Although Lee’s true-crime story, tentatively titled “The Reverend,” was never published, through “Furious Hours” readers learn the details of Maxwell’s life (and surprising death) and also gain insight into Lee’s life after the publication of “To Kill a Mockingbird.” Cep, a Maryland native, is a graduate of Harvard University and studied as a Rhodes Scholar at the University of Oxford. Her work has appeared in the New Yorker, the New York Times and the New Republic.

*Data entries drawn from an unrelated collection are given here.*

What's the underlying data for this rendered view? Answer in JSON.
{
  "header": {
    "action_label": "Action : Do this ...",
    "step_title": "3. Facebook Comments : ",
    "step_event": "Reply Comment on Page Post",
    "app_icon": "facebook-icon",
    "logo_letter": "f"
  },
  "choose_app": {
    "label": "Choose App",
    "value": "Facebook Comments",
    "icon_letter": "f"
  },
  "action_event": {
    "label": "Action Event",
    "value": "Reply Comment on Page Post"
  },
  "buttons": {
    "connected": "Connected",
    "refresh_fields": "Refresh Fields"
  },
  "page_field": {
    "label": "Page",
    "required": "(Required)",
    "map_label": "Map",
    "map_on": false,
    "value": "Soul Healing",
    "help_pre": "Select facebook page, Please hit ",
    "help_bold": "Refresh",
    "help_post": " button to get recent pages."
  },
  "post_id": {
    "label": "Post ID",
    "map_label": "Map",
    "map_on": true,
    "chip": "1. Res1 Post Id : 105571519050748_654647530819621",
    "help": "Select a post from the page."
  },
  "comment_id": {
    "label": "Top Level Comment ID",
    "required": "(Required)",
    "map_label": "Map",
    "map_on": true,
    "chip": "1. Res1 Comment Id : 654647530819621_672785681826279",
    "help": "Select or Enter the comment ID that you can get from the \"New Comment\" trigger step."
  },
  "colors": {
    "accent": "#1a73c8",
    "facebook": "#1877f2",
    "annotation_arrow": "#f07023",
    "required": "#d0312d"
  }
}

Q: What’s on your nightstand?
A: I’m usually reading more than one book at a time, so right now there is a stack on my desk for an article I’m finishing about women’s suffrage. The best of that bunch, and the one everyone should read for the anniversary of the ratification of the 19th Amendment, is Elaine Weiss’ “The Woman’s Hour: The Great Fight to Win the Vote.” There are two stacks by my bed. One contains books I read often, and that includes my favorite Robert Frost collection, “West-Running Brook,” which I would recommend to anyone who likes thinking about marriage, fireflies or gardens, or almost anything else. In the other stack are books I’m reading for what I hope will be my next book. I’ll have more to say about that soon.
Q: As you travel for your book tour, what has stood out?

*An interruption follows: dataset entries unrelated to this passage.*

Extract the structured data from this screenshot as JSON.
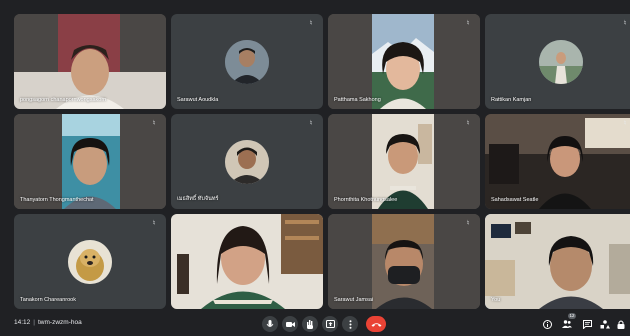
{
  "meeting": {
    "time": "14:12",
    "code": "twm-zwzm-hoa"
  },
  "participants": [
    {
      "name": "pongsagorn chanapornwongsakorn",
      "muted": false,
      "speaking": false
    },
    {
      "name": "Sarawut Aoudkla",
      "muted": true,
      "speaking": false
    },
    {
      "name": "Patthama Sakhong",
      "muted": true,
      "speaking": false
    },
    {
      "name": "Rattikan Kamjan",
      "muted": true,
      "speaking": false
    },
    {
      "name": "Thanyatorn Thongmanthechat",
      "muted": true,
      "speaking": false
    },
    {
      "name": "เมธสิทธิ์ ทับจันทร์",
      "muted": true,
      "speaking": false
    },
    {
      "name": "Phornthita Khotnungsalee",
      "muted": true,
      "speaking": false
    },
    {
      "name": "Sahadsawat Seatle",
      "muted": true,
      "speaking": false
    },
    {
      "name": "Tanakorn Chareanrook",
      "muted": true,
      "speaking": false
    },
    {
      "name": "",
      "muted": false,
      "speaking": false
    },
    {
      "name": "Sarawut Jamsai",
      "muted": true,
      "speaking": false
    },
    {
      "name": "You",
      "muted": false,
      "speaking": true
    }
  ],
  "controls": {
    "people_count": "12",
    "icons": [
      "mic-icon",
      "camera-icon",
      "raise-hand-icon",
      "present-icon",
      "more-icon",
      "end-call-icon"
    ],
    "side_icons": [
      "info-icon",
      "people-icon",
      "chat-icon",
      "activities-icon",
      "lock-icon"
    ]
  },
  "colors": {
    "background": "#202124",
    "tile": "#3c4043",
    "end_call": "#ea4335",
    "active_border": "#8ab4f8"
  }
}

A: What I’ve loved most about my book tour so far is how much it feels like a nonstop, multicity book club. Sometimes people are reading my book, which never stops astonishing me, but we also end up discussing all the books that helped me write it, and all the writers who inspired me along the way, which is why I got to talk about Ursula Le Guin with a professor in Montgomery, Harold Bloom with a librarian in the Mississippi Delta, John Grisham with a paralegal in Knoxville, Zora Neale Hurston with a store manager in Birmingham and Flannery O’Connor with a priest in Harrisburg. I’ve never felt so sanguine about the future of reading. I know that a lot of people spend time worried about the fate of the written word, but almost all of the things I love are said to be dying, not just books, but also the church, magazines, newspapers, postal mail, and yet they continue to live, and for that I am grateful.